Radiation-matter oscillations and spectral line narrowing in field-correlated four-wave mixing. I. Theory.

Abstract

New radiation-matter phenomena in four-wave mixing spectroscopies, given a theoretical basis in the preceding paper [Dugan and Albrecht, Phys. Rev. A 43, 3877 (1991)], are examined experimentally here. A new class of Rabi detuning oscillations is recorded in interferometric coherent Stokes Raman scattering (CSRS). Two identical nanosecond incoherent light fields are mutually delayed, while simultaneously mixing in a nonlinear medium with a narrow-band field of a different color.

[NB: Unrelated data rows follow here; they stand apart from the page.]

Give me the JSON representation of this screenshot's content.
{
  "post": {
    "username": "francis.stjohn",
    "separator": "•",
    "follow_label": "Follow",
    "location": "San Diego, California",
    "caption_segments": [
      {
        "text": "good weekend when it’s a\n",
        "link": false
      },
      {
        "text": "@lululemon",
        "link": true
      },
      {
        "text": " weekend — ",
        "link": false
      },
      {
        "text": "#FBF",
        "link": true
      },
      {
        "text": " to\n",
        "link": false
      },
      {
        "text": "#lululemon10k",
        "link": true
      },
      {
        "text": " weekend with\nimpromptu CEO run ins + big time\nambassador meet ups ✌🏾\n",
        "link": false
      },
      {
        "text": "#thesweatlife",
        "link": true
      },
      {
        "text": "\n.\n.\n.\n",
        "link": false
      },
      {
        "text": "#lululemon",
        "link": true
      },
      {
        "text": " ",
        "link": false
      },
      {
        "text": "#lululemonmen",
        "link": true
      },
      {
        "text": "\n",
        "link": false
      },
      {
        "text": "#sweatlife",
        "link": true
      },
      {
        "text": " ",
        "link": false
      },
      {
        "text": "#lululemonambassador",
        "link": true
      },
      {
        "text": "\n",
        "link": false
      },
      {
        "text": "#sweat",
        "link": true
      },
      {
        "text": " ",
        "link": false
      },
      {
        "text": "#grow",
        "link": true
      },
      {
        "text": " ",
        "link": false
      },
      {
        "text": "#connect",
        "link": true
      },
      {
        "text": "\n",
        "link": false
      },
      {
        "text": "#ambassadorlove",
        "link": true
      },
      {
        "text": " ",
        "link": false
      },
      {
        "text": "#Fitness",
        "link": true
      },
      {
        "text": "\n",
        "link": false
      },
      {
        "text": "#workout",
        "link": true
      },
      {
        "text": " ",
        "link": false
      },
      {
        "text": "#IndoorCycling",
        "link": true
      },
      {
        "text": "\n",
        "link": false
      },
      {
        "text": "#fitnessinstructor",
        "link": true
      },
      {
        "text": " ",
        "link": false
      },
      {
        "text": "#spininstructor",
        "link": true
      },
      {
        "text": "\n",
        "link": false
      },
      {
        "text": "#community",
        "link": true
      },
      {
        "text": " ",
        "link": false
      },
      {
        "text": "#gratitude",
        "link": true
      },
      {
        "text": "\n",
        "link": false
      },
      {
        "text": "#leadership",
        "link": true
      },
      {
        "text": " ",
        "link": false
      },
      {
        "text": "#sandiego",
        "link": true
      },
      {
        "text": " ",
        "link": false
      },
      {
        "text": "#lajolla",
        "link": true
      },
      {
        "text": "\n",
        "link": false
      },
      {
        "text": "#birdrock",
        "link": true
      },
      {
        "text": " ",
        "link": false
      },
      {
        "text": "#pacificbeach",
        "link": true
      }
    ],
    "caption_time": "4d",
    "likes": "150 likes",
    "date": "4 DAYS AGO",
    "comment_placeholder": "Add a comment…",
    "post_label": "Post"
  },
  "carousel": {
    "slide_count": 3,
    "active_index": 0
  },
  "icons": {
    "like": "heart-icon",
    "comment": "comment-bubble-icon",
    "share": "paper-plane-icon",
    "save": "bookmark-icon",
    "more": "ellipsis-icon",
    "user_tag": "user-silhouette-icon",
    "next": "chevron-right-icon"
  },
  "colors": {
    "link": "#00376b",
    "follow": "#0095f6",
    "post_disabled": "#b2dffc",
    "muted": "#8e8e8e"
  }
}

Spectral filtering of the CSRS signal is essential. From such signals the frequencies and the dephasing rate constants can be a measure of the Raman-active vibrations in both the electronic ground state and the electronic excited state of the scattering chromophore. In principle, analogous probing of vibronic transitions is possible. Detuning oscillations for multimode systems are presented. It is shown how they are transformed into quantum beats, exactly those seen with femtosecond CSRS, when the narrow-band field is made broad and/or the detection is ``white.'' Finally, an example of the sub-Raman linewidth spectral feature, predicted in the preceding paper, is presented. It determines a Raman frequency, but does not carry its linewidth.